The last time the Denver Broncos grabbed the top seed in the AFC was the 1998-99 season. That 14-2 Broncos squad drew the Dan Marino-led Miami Dolphins in the divisional round, beat the stuffing out of them, and then handled the New York Jets in the AFC title game, before beating the Atlanta Falcons in the Super Bowl.
It was a great outcome, especially as it also allowed the Broncos to wipe away the bad one-seed mojo of 1996 which saw a top-seeded Broncos team take one of the franchise’s worst losses in the divisional round. The Denver Broncos organization knows all too well the top spot in the playoffs can be the blessing it’s intended, or a terrible curse. Like any other “win or go home” tournament, so much of the NFL playoffs is about matchups, and gaining a path of least resistance.
Being a top seed seemingly provides a team with that clearer path to the final round. Seemingly. The problem is that in the modern NFL, often the hottest team is one who has battled its way into the tournament and brings with it the momentum, focus, and confidence to keep grinding away.
As the top-seed, the Broncos can’t play the Houston Texans, leaving the Baltimore Ravens, Cincinnati Bengals, and Indianapolis Colts as potential opponents. Any team can win on a given day, and there certainly isn’t such a thing as a guaranteed victory in the NFL playoffs, but here are my cases for and against wanting to see each of the three come to Denver on Jan. 12.

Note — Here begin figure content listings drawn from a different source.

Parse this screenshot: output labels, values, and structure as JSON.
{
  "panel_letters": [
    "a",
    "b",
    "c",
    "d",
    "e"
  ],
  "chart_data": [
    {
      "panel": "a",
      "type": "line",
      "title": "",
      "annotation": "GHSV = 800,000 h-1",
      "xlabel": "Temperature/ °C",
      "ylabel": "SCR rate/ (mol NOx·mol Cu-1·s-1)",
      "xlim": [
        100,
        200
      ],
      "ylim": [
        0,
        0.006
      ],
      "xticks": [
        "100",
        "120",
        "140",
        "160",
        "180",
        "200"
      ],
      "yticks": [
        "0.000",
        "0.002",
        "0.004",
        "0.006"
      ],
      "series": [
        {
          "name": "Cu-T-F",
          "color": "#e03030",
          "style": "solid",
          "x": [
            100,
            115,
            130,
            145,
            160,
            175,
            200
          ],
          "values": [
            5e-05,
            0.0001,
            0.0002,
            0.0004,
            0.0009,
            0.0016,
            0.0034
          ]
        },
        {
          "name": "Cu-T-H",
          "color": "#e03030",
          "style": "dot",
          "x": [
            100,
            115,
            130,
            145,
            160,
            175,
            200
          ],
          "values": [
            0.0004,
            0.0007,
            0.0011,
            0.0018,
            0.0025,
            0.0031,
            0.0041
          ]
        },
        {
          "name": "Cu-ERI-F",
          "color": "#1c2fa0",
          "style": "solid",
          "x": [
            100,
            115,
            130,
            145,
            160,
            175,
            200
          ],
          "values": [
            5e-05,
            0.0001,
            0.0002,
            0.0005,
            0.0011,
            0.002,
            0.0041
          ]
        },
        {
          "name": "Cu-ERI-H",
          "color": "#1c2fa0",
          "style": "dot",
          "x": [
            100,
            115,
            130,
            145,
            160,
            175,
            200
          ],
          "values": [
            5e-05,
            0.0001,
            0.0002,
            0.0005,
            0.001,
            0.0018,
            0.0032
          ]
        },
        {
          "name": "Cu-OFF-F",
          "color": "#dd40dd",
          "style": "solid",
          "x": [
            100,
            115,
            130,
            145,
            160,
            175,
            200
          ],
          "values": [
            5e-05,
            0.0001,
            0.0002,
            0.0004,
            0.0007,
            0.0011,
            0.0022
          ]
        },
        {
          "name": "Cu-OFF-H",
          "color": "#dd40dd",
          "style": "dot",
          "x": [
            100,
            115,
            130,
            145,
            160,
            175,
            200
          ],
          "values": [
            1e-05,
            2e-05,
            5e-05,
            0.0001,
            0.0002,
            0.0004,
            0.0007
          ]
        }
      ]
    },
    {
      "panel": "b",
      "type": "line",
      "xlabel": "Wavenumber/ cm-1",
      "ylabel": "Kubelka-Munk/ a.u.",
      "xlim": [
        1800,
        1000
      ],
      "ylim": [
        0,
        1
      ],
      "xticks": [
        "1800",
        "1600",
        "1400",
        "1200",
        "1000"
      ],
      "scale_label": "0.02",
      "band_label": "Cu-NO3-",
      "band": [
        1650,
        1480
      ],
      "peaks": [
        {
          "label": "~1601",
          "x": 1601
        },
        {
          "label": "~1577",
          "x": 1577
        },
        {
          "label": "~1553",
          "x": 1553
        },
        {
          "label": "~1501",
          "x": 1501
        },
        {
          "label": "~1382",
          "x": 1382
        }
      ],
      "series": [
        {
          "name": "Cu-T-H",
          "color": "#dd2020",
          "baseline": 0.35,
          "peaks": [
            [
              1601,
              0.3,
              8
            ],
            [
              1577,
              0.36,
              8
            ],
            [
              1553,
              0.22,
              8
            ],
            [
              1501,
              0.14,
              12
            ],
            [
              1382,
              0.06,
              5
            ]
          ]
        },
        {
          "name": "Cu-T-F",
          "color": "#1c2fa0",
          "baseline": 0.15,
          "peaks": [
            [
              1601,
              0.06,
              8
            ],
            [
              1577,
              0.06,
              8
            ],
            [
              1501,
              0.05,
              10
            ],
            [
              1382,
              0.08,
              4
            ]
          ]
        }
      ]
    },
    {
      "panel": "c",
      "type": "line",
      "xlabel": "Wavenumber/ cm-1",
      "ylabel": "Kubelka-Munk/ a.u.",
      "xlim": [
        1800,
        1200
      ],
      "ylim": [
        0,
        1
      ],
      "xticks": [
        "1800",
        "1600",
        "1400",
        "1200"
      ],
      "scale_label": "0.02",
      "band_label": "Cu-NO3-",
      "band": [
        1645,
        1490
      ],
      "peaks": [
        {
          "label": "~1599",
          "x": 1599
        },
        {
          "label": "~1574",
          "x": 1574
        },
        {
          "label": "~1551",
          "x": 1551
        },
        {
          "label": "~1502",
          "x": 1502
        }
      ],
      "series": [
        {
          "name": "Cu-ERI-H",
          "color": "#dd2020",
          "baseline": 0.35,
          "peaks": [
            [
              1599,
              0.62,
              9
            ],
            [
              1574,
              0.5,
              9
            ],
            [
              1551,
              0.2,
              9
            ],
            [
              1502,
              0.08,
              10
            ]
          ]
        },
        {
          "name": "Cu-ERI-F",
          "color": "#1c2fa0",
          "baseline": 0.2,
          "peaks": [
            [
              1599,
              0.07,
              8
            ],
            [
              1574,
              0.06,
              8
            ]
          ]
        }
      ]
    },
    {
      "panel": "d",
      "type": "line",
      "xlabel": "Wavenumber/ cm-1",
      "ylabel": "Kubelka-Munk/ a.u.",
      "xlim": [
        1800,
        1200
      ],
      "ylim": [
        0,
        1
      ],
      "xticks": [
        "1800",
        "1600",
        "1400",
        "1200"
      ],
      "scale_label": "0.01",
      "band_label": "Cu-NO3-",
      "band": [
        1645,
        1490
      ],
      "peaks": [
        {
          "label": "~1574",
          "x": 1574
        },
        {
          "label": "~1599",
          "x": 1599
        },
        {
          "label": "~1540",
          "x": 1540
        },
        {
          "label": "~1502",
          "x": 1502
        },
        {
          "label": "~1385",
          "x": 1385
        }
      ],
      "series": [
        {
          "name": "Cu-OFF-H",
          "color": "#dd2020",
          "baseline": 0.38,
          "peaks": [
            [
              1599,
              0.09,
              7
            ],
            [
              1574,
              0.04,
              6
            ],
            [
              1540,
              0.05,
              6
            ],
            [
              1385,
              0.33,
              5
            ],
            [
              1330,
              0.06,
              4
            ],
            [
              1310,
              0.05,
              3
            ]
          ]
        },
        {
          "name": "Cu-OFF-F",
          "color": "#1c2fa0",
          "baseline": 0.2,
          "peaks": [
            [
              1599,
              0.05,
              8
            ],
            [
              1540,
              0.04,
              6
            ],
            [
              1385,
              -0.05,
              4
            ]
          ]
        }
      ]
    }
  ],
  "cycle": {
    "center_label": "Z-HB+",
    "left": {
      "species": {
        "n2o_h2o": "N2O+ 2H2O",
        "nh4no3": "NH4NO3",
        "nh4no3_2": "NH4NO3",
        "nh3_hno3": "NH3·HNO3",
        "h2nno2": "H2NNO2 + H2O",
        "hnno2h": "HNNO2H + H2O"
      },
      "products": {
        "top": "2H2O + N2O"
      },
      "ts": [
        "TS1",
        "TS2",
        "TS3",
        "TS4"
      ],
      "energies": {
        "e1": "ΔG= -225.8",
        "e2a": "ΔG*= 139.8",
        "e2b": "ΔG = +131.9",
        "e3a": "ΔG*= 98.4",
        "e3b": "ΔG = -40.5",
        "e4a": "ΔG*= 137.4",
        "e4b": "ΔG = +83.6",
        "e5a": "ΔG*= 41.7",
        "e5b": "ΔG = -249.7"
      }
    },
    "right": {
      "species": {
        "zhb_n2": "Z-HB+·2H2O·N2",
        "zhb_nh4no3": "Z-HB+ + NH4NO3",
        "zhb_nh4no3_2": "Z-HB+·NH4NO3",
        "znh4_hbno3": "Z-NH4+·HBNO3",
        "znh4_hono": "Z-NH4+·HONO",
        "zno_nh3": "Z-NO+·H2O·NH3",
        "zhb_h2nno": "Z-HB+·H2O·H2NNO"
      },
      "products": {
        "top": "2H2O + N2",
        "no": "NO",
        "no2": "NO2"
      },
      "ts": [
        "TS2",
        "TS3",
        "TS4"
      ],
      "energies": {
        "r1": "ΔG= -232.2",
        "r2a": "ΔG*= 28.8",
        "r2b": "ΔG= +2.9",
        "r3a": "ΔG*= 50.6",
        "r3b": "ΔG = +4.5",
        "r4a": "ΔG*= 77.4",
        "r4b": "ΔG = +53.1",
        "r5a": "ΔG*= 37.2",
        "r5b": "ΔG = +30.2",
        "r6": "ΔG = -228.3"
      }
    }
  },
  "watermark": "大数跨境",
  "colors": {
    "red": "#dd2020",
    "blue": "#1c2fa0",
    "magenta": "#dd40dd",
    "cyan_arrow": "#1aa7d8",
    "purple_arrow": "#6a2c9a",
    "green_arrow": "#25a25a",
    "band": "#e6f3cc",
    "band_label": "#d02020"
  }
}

Pros: The Broncos already beat the Ravens…soundly…in Baltimore. Ray Rice and the Ravens’ running attach was non-existent. The Denver defense kept Joe Flacco flustered throughout the game, and forced him into critical mistakes, one of which basically ended the game just before halftime.
Cons: The Ravens are getting slightly healthier with Ray Lewis expected back for the Wild Card game…though his retirement announcement earlier this week could motivate those around him to “keep winning to prolong Ray’s career.” Offensive coordinator Jim Caldwell also has some, albeit still not a lot, more experience as the play caller than he did when the team’s met several weeks ago. While the Broncos kept Rice at bay in the first meeting, he’s too good a player to assume he’d be just as ineffective if he had a second crack at Denver. The Ravens also have a strong return game on special teams which can be an ultimate weapon in January road games.
Pros: Like Baltimore, the Broncos know this team as Denver beat Cincinnati team during the regular season. The Bengals have only one true offensive weapon in A.J. Green, and second-year quarterback Andy Dalton has played well, but has yet to emerge as an elite prospect. The Bengals are strong up front, but the secondary didn’t fair well against the Broncos passing game, which by all accounts has gotten even sharper since that meeting. Also, in the last meeting the Bengals were coming off a bye week which provided them extra time to prepare while this matchup would give Denver the rest and edge.
Cons: Unlike Baltimore, the Bengals gave Denver a game. Cincinnati has played well against the run all season and has potentially the best interior pass rusher in the league in Geno Atkins. While the Bengals offense is somewhat one dimensional with the Dalton to Green connection, it’s a dimension that still remains difficult to defend. The Bengals have been solidly good all season, and have the ability to get great if a few supplemental pieces can contribute more regularly.
Pros: This is the lone AFC playoff team the Broncos didn’t play in 2012. The Colts are also the paradox team Denver was last season; obtaining a record far better than the team’s negative point differential would suggest. Quarterback Andrew Luck has been impressive, but has also made the frequent hallmark mistakes of a rookie QB in a true pro-style offense. The Colts’ defense has been good enough when needed as late, but is far from an outfit that appears positioned to frustrate an elite quarterback like Manning.
Cons: Indianapolis could very well be that momentum team. The Colts have fought all season, winning games they probably shouldn’t have, and uniting with a bona fide “nobody believes in us” cause. Luck has proven he can find a way to win close games, and the team as a whole seems to find big plays when needed. It’s difficult to explain exactly how the Colts win games, but they do. Teams like that are difficult to scheme against. While the Colts would be getting their first in-person look at Denver, the Broncos would also be getting there’s and there’s something to be said for going with the devil you know.